New businesses are popping up at the fastest pace on record. The rate at which workers quit their jobs—a proxy for confidence in the labor market—matches the highest going back at least to 2000. American household debt-service burdens, as a share of after-tax income, are near their lowest levels since 1980, when records began. The Dow Jones Industrial Average is up nearly 18% from its pre-pandemic peak in February 2020. Home prices nationwide are nearly 14% higher since that time.

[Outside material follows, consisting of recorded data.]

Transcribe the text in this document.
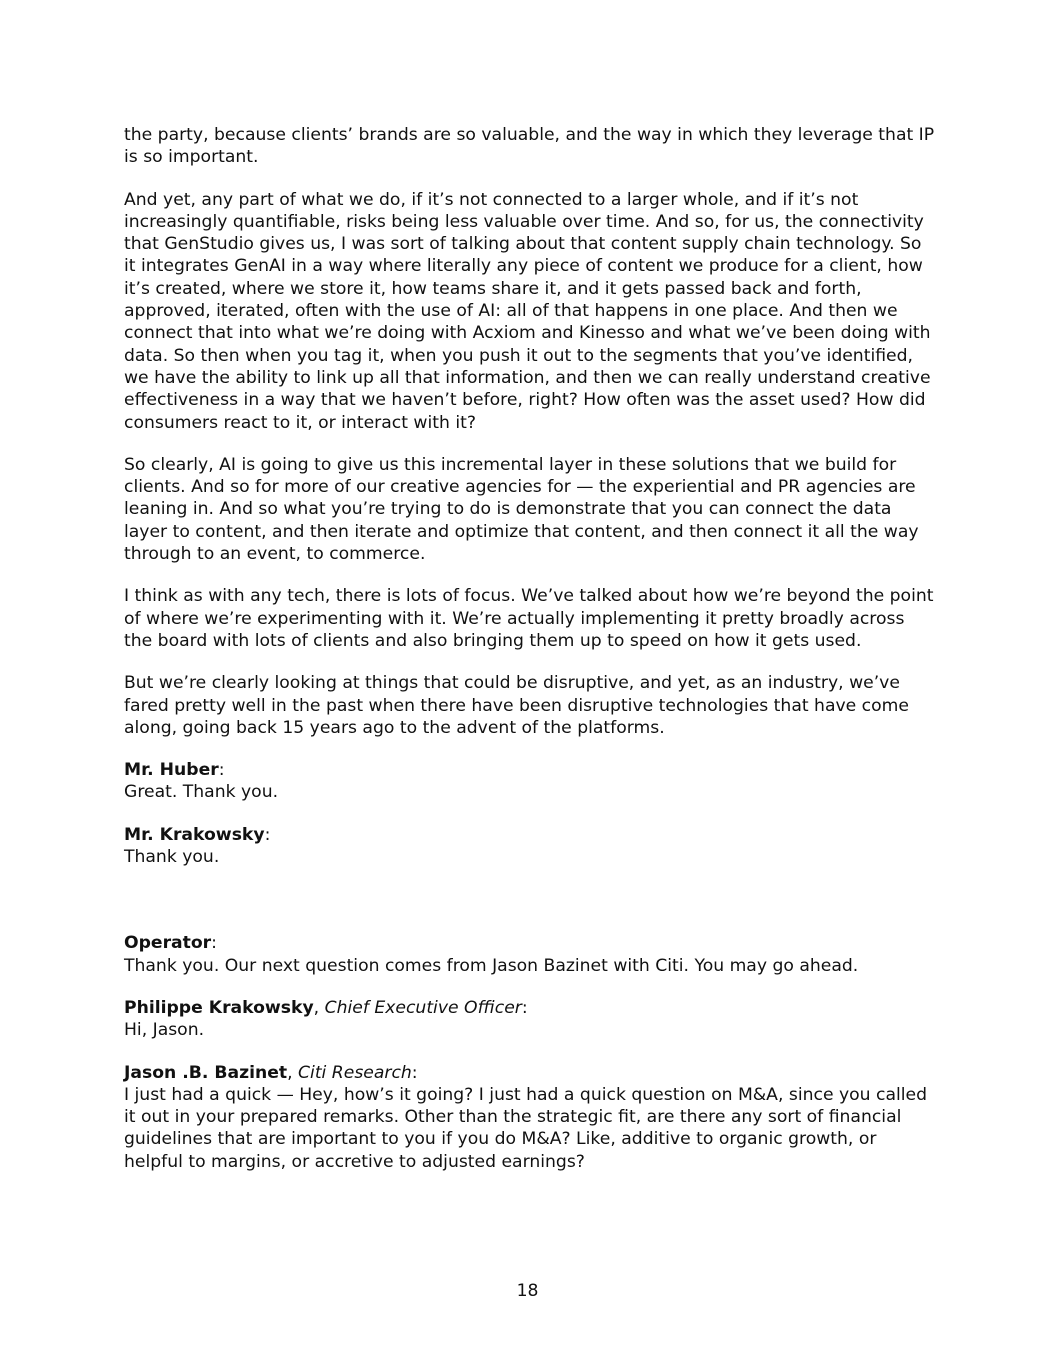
the party, because clients’ brands are so valuable, and the way in which they leverage that IP is so important.

And yet, any part of what we do, if it’s not connected to a larger whole, and if it’s not increasingly quantifiable, risks being less valuable over time. And so, for us, the connectivity that GenStudio gives us, I was sort of talking about that content supply chain technology. So it integrates GenAI in a way where literally any piece of content we produce for a client, how it’s created, where we store it, how teams share it, and it gets passed back and forth, approved, iterated, often with the use of AI: all of that happens in one place. And then we connect that into what we’re doing with Acxiom and Kinesso and what we’ve been doing with data. So then when you tag it, when you push it out to the segments that you’ve identified, we have the ability to link up all that information, and then we can really understand creative effectiveness in a way that we haven’t before, right? How often was the asset used? How did consumers react to it, or interact with it?

So clearly, AI is going to give us this incremental layer in these solutions that we build for clients. And so for more of our creative agencies for — the experiential and PR agencies are leaning in. And so what you’re trying to do is demonstrate that you can connect the data layer to content, and then iterate and optimize that content, and then connect it all the way through to an event, to commerce.

I think as with any tech, there is lots of focus. We’ve talked about how we’re beyond the point of where we’re experimenting with it. We’re actually implementing it pretty broadly across the board with lots of clients and also bringing them up to speed on how it gets used.

But we’re clearly looking at things that could be disruptive, and yet, as an industry, we’ve fared pretty well in the past when there have been disruptive technologies that have come along, going back 15 years ago to the advent of the platforms.

Mr. Huber:
Great. Thank you.
Mr. Krakowsky:
Thank you.
Operator:
Thank you. Our next question comes from Jason Bazinet with Citi. You may go ahead.
Philippe Krakowsky, Chief Executive Officer:
Hi, Jason.
Jason .B. Bazinet, Citi Research:
I just had a quick — Hey, how’s it going? I just had a quick question on M&A, since you called it out in your prepared remarks. Other than the strategic fit, are there any sort of financial guidelines that are important to you if you do M&A? Like, additive to organic growth, or helpful to margins, or accretive to adjusted earnings?
18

Of course, as we have been seeing in the printing industry, “The speed of the rebound is also triggering turmoil. The shortages of goods, raw materials and labor that typically emerge toward the end of an expansion are cropping up much sooner.” We like to think of it as “good problems to have”—we’ll take it over last year at this time—and while the spike in inflation is likely temporary, there are some fears that it could be permanent once the reopening is complete. Still, analysts are expecting GDP growth to snap back to the path it had been on before the pandemic. It’s nice to have good news for a change.